Despite all the gains that LGBTQ+ people have made over the years, trans people of color—who were responsible for kickstarting Pride—are still facing tremendous oppression and danger.
At the Brooklyn Liberation March speakers included Melania Brown, sister of Layleen Polanco, a transgender woman found dead in 2019 in her cell at Rikers Island. In the days before the rally, two Black transgender women—Dominique Rem'mie Fells and Riah Milton—were murdered. Last year, the American Medical Association said that violence against Black trans women amounts to an "epidemic."
Whitewashing of Pride at the expense of the lives of trans people of color has always been a disturbing trend in queer circles. Sylvia Rivera, a trans activist and one of the original founders of Pride, was booed offstage during a speech she gave in Washington Square Park in 1973 because she was advocating for trans rights.
L020A Sylvia Rivera, "Y'all Better Quiet Down" Original Authorized Video, 1973 Gay Pride Rally NYCwww.youtube.com
Sylvia dedicated her life to helping homeless queer and trans youth.
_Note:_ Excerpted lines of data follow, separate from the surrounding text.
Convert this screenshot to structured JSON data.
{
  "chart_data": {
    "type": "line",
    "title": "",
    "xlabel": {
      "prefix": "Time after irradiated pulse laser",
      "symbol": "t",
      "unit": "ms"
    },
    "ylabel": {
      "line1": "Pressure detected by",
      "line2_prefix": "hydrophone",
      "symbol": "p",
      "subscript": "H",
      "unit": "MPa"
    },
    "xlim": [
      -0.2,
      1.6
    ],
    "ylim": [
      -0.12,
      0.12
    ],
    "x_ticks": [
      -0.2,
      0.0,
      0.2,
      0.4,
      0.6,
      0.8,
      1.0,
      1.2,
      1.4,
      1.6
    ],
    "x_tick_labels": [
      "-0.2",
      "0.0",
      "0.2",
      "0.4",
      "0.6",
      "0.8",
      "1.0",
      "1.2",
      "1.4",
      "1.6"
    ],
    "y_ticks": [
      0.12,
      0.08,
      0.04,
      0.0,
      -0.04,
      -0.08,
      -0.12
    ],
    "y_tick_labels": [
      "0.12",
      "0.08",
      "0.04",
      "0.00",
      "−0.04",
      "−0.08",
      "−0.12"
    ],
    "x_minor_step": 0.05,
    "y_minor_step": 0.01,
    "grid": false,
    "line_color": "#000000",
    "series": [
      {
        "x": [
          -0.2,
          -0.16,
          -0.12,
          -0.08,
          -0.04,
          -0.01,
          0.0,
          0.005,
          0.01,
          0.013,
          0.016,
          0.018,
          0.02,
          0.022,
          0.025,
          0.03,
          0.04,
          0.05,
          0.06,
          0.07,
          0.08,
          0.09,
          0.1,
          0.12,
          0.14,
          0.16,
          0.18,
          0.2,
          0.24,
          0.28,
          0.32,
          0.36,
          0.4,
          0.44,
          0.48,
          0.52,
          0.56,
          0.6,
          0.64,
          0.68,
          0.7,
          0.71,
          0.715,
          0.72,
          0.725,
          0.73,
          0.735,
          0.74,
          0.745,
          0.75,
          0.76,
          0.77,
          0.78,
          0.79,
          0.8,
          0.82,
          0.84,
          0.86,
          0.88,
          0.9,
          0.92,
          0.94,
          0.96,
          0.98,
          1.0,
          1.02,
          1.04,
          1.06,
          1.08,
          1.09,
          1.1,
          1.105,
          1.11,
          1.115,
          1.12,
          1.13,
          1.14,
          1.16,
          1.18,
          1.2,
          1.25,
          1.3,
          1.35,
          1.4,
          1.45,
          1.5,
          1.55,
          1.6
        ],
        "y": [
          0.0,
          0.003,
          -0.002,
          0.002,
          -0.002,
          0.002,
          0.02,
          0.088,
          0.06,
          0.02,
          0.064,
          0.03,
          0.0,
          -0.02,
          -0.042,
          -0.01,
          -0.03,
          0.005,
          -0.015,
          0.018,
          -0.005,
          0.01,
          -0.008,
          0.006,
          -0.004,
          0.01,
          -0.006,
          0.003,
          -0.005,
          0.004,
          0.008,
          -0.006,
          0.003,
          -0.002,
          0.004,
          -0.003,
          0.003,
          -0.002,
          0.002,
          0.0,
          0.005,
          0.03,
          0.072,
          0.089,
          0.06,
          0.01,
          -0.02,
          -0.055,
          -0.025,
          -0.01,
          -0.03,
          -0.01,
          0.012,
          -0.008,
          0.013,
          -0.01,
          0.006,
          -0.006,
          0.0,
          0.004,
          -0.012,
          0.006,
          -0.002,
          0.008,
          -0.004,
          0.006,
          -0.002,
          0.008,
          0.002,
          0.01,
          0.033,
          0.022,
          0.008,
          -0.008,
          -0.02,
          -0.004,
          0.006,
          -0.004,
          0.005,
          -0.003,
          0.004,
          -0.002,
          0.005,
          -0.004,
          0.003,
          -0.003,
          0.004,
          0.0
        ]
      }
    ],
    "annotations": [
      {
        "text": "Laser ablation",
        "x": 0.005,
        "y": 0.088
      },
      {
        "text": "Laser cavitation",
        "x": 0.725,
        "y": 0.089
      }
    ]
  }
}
With Marsha P. Johnson, she co-founded the Street Transvestite Revolutionaries (STAR), and spent her life fighting against homophobia, classism, and harassment in the queer community.
Rivera and Johnson's activism—which was incredibly foundational in the Pride movement—was always intersectional, focusing on interlocking webs of race, class, and other interconnected issues. Pride was a movement built on intersectionality, by the idea that only by liberating everyone could anyone become free.
Rivera and Johnson were only two of the many queer trans activists of color who are responsible for the Pride movement. Black trans and queer people like Bayard Rustin, Audre Lorde, Ernestine Eckstein, Barbara Jordan, Angela Davis, and James Baldwin are just a few of the names who were foundational in the entangled Black liberation and queer liberation movements.
Ultimately, the queer-led Black Lives Matter marches this month, which address the interlocking forces of racism, transphobia, and homophobia, are true returns to the Pride movement's radical roots. And the changes they're bringing to our world prove that all movements will fail unless they embrace an understanding of their fundamental interconnectedness.